Because they suffered no prejudice as a result of Mair's alleged bad faith, the Schwartzes' obligation to indemnify under the settlement agreement remained intact. The district court erred in concluding that the Schwartzes no longer had a duty to indemnify Mair for claims arising from the notes, and further erred in its concomitant holding that the Schwartzes were entitled to sue Mair on the remaining balance of the notes, the same notes for which the Schwartzes agreed to hold Mair harmless. To hold otherwise would produce the untenable result of allowing the Schwartzes to profit from their failure to satisfy their own indebtedness to the FmHA. Mair, of course, claims there was no bad faith in his refusal 2 to sign the agreement as written because it required him to release his claims against the Schwartzes for breaching the original settlement agreement. He asserts that notwithstanding his promise to consent to a satisfaction agreement with the FmHA, he was not legally required to release all of his claims against the Schwartzes.

IV.

In summary, we hold that Mair adequately notified the Schwartzes of the FmHA's claim against Mrs. Mair's estate. In this respect, we conclude that the indemnification agreement was triggered and the Schwartzes had a duty to indemnify Mair from this claim. However, the Schwartzes' attempts to cure the claim were thwarted by Mair's failure to cooperate. Therefore, the Schwartzes did not breach their duty to indemnify under the settlement agreement and Mair was not entitled to the default judgment outlined in the confession of judgment.
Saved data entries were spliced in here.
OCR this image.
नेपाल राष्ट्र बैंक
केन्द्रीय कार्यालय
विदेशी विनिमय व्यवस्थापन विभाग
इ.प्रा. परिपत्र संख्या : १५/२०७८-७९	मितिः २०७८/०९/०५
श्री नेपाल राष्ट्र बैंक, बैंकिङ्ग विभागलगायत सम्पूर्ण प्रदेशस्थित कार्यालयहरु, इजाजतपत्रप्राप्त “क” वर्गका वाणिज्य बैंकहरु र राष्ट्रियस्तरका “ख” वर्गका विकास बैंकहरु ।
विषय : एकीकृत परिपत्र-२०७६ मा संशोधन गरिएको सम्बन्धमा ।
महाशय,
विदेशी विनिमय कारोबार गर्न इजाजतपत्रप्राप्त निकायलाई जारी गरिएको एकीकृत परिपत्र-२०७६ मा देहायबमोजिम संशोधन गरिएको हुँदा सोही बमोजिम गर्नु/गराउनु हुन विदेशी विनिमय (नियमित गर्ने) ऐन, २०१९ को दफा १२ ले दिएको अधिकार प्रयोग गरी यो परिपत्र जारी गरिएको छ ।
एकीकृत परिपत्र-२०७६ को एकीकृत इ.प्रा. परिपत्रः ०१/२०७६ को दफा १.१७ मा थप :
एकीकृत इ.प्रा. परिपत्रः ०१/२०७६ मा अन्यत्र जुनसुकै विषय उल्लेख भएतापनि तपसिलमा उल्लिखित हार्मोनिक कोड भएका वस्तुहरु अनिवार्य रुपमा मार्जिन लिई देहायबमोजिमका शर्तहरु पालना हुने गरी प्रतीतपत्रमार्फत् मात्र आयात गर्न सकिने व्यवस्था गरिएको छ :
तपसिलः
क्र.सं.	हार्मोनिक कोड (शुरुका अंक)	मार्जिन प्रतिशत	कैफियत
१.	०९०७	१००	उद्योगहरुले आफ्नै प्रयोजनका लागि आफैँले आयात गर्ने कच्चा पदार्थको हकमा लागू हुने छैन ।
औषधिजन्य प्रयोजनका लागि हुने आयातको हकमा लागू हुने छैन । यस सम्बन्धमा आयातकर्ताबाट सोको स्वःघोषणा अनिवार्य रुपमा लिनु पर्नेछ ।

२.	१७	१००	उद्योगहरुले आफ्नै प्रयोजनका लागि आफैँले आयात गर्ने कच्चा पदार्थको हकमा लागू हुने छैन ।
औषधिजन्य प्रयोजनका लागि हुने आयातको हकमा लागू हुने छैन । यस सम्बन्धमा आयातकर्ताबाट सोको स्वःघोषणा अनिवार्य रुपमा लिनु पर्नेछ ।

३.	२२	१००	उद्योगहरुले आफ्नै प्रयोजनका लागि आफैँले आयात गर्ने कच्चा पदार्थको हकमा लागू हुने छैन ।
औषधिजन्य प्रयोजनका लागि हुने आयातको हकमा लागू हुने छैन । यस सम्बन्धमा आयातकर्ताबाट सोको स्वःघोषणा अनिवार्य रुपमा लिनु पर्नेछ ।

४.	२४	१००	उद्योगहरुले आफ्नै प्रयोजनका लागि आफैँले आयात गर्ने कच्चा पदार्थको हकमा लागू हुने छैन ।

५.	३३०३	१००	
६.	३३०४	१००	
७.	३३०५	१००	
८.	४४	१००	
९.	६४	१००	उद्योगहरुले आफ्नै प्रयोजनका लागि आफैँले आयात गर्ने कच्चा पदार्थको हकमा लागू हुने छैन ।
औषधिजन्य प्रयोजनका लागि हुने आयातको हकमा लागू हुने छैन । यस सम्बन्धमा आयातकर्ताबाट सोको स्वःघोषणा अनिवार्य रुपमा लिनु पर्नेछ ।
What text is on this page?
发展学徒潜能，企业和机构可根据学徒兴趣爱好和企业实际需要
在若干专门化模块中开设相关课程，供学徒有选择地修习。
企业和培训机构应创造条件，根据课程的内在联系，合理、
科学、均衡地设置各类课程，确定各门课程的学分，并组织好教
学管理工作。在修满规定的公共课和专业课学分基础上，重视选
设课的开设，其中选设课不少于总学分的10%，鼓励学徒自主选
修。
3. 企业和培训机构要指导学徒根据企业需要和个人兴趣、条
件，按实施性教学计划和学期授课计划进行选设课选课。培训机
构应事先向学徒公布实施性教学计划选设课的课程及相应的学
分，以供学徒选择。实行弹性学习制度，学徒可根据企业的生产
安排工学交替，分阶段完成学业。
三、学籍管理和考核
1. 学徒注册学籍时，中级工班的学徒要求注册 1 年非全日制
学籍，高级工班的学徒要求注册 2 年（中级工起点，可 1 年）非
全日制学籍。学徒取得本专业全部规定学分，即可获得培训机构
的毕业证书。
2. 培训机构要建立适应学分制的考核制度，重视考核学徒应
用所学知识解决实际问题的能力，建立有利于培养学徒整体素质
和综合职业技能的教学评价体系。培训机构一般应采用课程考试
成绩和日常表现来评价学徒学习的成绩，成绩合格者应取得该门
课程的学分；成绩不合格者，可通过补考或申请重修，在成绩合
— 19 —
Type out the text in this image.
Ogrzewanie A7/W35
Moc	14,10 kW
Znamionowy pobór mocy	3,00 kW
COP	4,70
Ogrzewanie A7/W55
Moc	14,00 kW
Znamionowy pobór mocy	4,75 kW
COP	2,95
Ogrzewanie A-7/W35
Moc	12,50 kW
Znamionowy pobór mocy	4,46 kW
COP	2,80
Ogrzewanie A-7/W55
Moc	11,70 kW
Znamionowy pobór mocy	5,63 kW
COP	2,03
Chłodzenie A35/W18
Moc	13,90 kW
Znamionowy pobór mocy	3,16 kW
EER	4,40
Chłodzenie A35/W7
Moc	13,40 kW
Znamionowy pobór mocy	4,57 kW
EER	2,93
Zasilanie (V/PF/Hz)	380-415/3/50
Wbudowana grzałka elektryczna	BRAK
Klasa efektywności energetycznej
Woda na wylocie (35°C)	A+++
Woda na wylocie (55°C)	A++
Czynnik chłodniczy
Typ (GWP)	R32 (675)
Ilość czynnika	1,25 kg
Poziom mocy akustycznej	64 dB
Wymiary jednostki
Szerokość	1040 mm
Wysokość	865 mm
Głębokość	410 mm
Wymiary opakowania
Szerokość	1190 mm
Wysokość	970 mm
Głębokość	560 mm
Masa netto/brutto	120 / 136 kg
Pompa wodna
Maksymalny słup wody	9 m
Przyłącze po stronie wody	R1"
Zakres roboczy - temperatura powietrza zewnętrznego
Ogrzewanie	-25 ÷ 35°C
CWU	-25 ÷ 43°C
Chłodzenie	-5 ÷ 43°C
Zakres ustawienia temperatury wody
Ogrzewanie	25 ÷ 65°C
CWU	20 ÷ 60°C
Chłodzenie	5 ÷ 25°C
Finally, we conclude the Schwartzes were not prejudiced by any alleged bad faith on the part of Mair as indemnitee, as the Schwartzes were ultimately able to settle with the United States in an amount identical to that proposed to and rejected by Mair. As such, the Schwartzes' duty to indemnify remained intact and the district court erred in allowing the Schwartzes to sue Mair on the same obligations under which they had agreed to indemnify him.

This conflict has lasted for ten years now, each party contributing to a bitter and protracted legal battle. Neither party comes to this court with entirely clean hands and neither party is entitled to the respective windfalls that they seek. Both parties have received substantially what they bargained for.

Our conclusions herein obviate the need to discuss any further issues presented in either the appeal or cross-appeal. The denial of Mair's motion for damages incident to the confession of judgment is affirmed. The order granting the Schwartzes' motion to be substituted as plaintiffs and the judgment in favor of the Schwartzes as assignees of the notes are reversed.

A true copy. Attest:

CLERK, U. S. COURT OF APPEALS, EIGHTH CIRCUIT.